Modelling the stochastic behaviour of primary nucleation

Crystallization is an important separation technique, widely used, among others, in the pharmaceutical, food and fine chemistry industry, where high purity products are generally required. A vital step during the crystallization process is the formation of new particles from the parent fluid phase independent of the presence of other particles, i.e. primary nucleation. Its characteristics have relevant consequences in determining, e.g. the average size of crystal populations, the polymorph selection, the presence of fine and process yield, etc.
Nuclei, at the moment of their formation, are generally too small (few nm) to be directly observed by most of our current detection techniques and, hence, nucleation can only be measured indirectly through some observable quantity (e.g. the number of particles, an average length, a crystal volume fraction), which in turn defines a detection time [1, Fig.1].

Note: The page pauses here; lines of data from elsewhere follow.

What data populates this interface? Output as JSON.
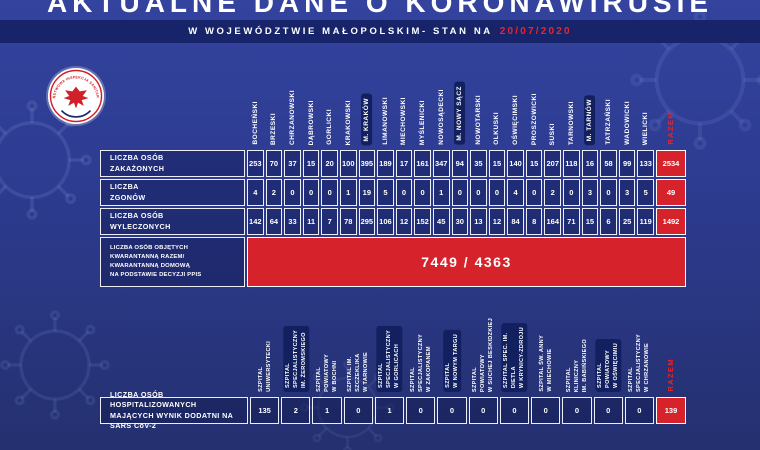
{
  "header": {
    "title": "AKTUALNE DANE O KORONAWIRUSIE",
    "subtitle_prefix": "W WOJEWÓDZTWIE MAŁOPOLSKIM- STAN NA",
    "date": "20/07/2020",
    "logo_text": "PAŃSTWOWA INSPEKCJA SANITARNA"
  },
  "colors": {
    "accent_red": "#d6232b",
    "date_red": "#e8262d",
    "background_blue": "#2d3b90",
    "bar_navy": "#17246a",
    "pill_navy": "#12205f"
  },
  "razem_label": "RAZEM",
  "table1": {
    "columns": [
      {
        "label": "BOCHEŃSKI",
        "highlight": false
      },
      {
        "label": "BRZESKI",
        "highlight": false
      },
      {
        "label": "CHRZANOWSKI",
        "highlight": false
      },
      {
        "label": "DĄBROWSKI",
        "highlight": false
      },
      {
        "label": "GORLICKI",
        "highlight": false
      },
      {
        "label": "KRAKOWSKI",
        "highlight": false
      },
      {
        "label": "M. KRAKÓW",
        "highlight": true
      },
      {
        "label": "LIMANOWSKI",
        "highlight": false
      },
      {
        "label": "MIECHOWSKI",
        "highlight": false
      },
      {
        "label": "MYŚLENICKI",
        "highlight": false
      },
      {
        "label": "NOWOSĄDECKI",
        "highlight": false
      },
      {
        "label": "M. NOWY SĄCZ",
        "highlight": true
      },
      {
        "label": "NOWOTARSKI",
        "highlight": false
      },
      {
        "label": "OLKUSKI",
        "highlight": false
      },
      {
        "label": "OŚWIĘCIMSKI",
        "highlight": false
      },
      {
        "label": "PROSZOWICKI",
        "highlight": false
      },
      {
        "label": "SUSKI",
        "highlight": false
      },
      {
        "label": "TARNOWSKI",
        "highlight": false
      },
      {
        "label": "M. TARNÓW",
        "highlight": true
      },
      {
        "label": "TATRZAŃSKI",
        "highlight": false
      },
      {
        "label": "WADOWICKI",
        "highlight": false
      },
      {
        "label": "WIELICKI",
        "highlight": false
      }
    ],
    "rows": [
      {
        "label": "LICZBA OSÓB\nZAKAŻONYCH",
        "values": [
          253,
          70,
          37,
          15,
          20,
          100,
          395,
          189,
          17,
          161,
          347,
          94,
          35,
          15,
          140,
          15,
          207,
          118,
          16,
          58,
          99,
          133
        ],
        "total": 2534
      },
      {
        "label": "LICZBA\nZGONÓW",
        "values": [
          4,
          2,
          0,
          0,
          0,
          1,
          19,
          5,
          0,
          0,
          1,
          0,
          0,
          0,
          4,
          0,
          2,
          0,
          3,
          0,
          3,
          5
        ],
        "total": 49
      },
      {
        "label": "LICZBA OSÓB\nWYLECZONYCH",
        "values": [
          142,
          64,
          33,
          11,
          7,
          78,
          295,
          106,
          12,
          152,
          45,
          30,
          13,
          12,
          84,
          8,
          164,
          71,
          15,
          6,
          25,
          119
        ],
        "total": 1492
      }
    ],
    "quarantine": {
      "label": "LICZBA OSÓB OBJĘTYCH\nKWARANTANNĄ RAZEM/\nKWARANTANNĄ DOMOWĄ\nNA PODSTAWIE DECYZJI PPIS",
      "value": "7449 / 4363"
    }
  },
  "table2": {
    "columns": [
      {
        "label": "SZPITAL\nUNIWERSYTECKI",
        "highlight": false
      },
      {
        "label": "SZPITAL\nSPECJALISTYCZNY\nIM. ŻEROMSKIEGO",
        "highlight": true
      },
      {
        "label": "SZPITAL\nPOWIATOWY\nW BOCHNI",
        "highlight": false
      },
      {
        "label": "SZPITAL IM.\nSZCZEKLIKA\nW TARNOWIE",
        "highlight": false
      },
      {
        "label": "SZPITAL\nSPECJALISTYCZNY\nW GORLICACH",
        "highlight": true
      },
      {
        "label": "SZPITAL\nSPECJALISTYCZNY\nW ZAKOPANEM",
        "highlight": false
      },
      {
        "label": "SZPITAL\nW NOWYM TARGU",
        "highlight": true
      },
      {
        "label": "SZPITAL\nPOWIATOWY\nW SUCHEJ BESKIDZKIEJ",
        "highlight": false
      },
      {
        "label": "SZPITAL SPEC. IM.\nDIETLA\nW KRYNICY-ZDROJU",
        "highlight": true
      },
      {
        "label": "SZPITAL ŚW. ANNY\nW MIECHOWIE",
        "highlight": false
      },
      {
        "label": "SZPITAL\nKLINICZNY\nIM. BABIŃSKIEGO",
        "highlight": false
      },
      {
        "label": "SZPITAL\nPOWIATOWY\nW OŚWIĘCIMIU",
        "highlight": true
      },
      {
        "label": "SZPITAL\nSPECJALISTYCZNY\nW CHRZANOWIE",
        "highlight": false
      }
    ],
    "row": {
      "label": "LICZBA OSÓB HOSPITALIZOWANYCH\nMAJĄCYCH WYNIK DODATNI NA SARS CoV-2",
      "values": [
        135,
        2,
        1,
        0,
        1,
        0,
        0,
        0,
        0,
        0,
        0,
        0,
        0
      ],
      "total": 139
    }
  },
  "chart_data": [
    {
      "type": "table",
      "title": "AKTUALNE DANE O KORONAWIRUSIE",
      "subtitle": "W WOJEWÓDZTWIE MAŁOPOLSKIM- STAN NA 20/07/2020",
      "categories": [
        "BOCHEŃSKI",
        "BRZESKI",
        "CHRZANOWSKI",
        "DĄBROWSKI",
        "GORLICKI",
        "KRAKOWSKI",
        "M. KRAKÓW",
        "LIMANOWSKI",
        "MIECHOWSKI",
        "MYŚLENICKI",
        "NOWOSĄDECKI",
        "M. NOWY SĄCZ",
        "NOWOTARSKI",
        "OLKUSKI",
        "OŚWIĘCIMSKI",
        "PROSZOWICKI",
        "SUSKI",
        "TARNOWSKI",
        "M. TARNÓW",
        "TATRZAŃSKI",
        "WADOWICKI",
        "WIELICKI"
      ],
      "series": [
        {
          "name": "LICZBA OSÓB ZAKAŻONYCH",
          "values": [
            253,
            70,
            37,
            15,
            20,
            100,
            395,
            189,
            17,
            161,
            347,
            94,
            35,
            15,
            140,
            15,
            207,
            118,
            16,
            58,
            99,
            133
          ],
          "total": 2534
        },
        {
          "name": "LICZBA ZGONÓW",
          "values": [
            4,
            2,
            0,
            0,
            0,
            1,
            19,
            5,
            0,
            0,
            1,
            0,
            0,
            0,
            4,
            0,
            2,
            0,
            3,
            0,
            3,
            5
          ],
          "total": 49
        },
        {
          "name": "LICZBA OSÓB WYLECZONYCH",
          "values": [
            142,
            64,
            33,
            11,
            7,
            78,
            295,
            106,
            12,
            152,
            45,
            30,
            13,
            12,
            84,
            8,
            164,
            71,
            15,
            6,
            25,
            119
          ],
          "total": 1492
        }
      ],
      "annotations": [
        "LICZBA OSÓB OBJĘTYCH KWARANTANNĄ RAZEM/ KWARANTANNĄ DOMOWĄ NA PODSTAWIE DECYZJI PPIS: 7449 / 4363"
      ]
    },
    {
      "type": "table",
      "title": "LICZBA OSÓB HOSPITALIZOWANYCH MAJĄCYCH WYNIK DODATNI NA SARS CoV-2",
      "categories": [
        "SZPITAL UNIWERSYTECKI",
        "SZPITAL SPECJALISTYCZNY IM. ŻEROMSKIEGO",
        "SZPITAL POWIATOWY W BOCHNI",
        "SZPITAL IM. SZCZEKLIKA W TARNOWIE",
        "SZPITAL SPECJALISTYCZNY W GORLICACH",
        "SZPITAL SPECJALISTYCZNY W ZAKOPANEM",
        "SZPITAL W NOWYM TARGU",
        "SZPITAL POWIATOWY W SUCHEJ BESKIDZKIEJ",
        "SZPITAL SPEC. IM. DIETLA W KRYNICY-ZDROJU",
        "SZPITAL ŚW. ANNY W MIECHOWIE",
        "SZPITAL KLINICZNY IM. BABIŃSKIEGO",
        "SZPITAL POWIATOWY W OŚWIĘCIMIU",
        "SZPITAL SPECJALISTYCZNY W CHRZANOWIE"
      ],
      "series": [
        {
          "name": "LICZBA OSÓB HOSPITALIZOWANYCH MAJĄCYCH WYNIK DODATNI NA SARS CoV-2",
          "values": [
            135,
            2,
            1,
            0,
            1,
            0,
            0,
            0,
            0,
            0,
            0,
            0,
            0
          ],
          "total": 139
        }
      ]
    }
  ]
}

Theories describing primary nucleation have been developed over more than 100 years, to provide an adequate physical and mathematical understanding for process design and development. In recent years, an increasing number of experiments revealed nucleation possesses to have an inherent stochastic nature [1,2]: this not only radically changes the previous understanding of nucleation, but also it poses a further challenge in providing a correct and useful a mathematical description of the phenomenon. Moreover, a key role in determining the stochastic behaviour of the system is played by its overall volume, which is most important for engineers during process scale-up and scale-down [2].
Our research focuses on correlating the measurable detection times with the un-measurable nucleation time and, ultimately, with the nucleation rate of engineering interest.
To pursue this goal, based on experimental data, we are developing mathematical models [1], which, on the one hand, help clarifying the physical origin of stochasticity, and, on the other hand, properly correlate the stochastic formation of primary nuclei with detection times, allowing to measure average properties and correctly design crystallization processes.
Numerical investigations have been used to study crystal nucleation at molecular level [3], while both numerical and experimental tests have been performed to assess the role of intrinsic stochasticity in systems of increasing size, and the influence of initial and boundary conditions on the outcome of nucleation (initial concentration and temperature, system volume, cooling profile, mixing…).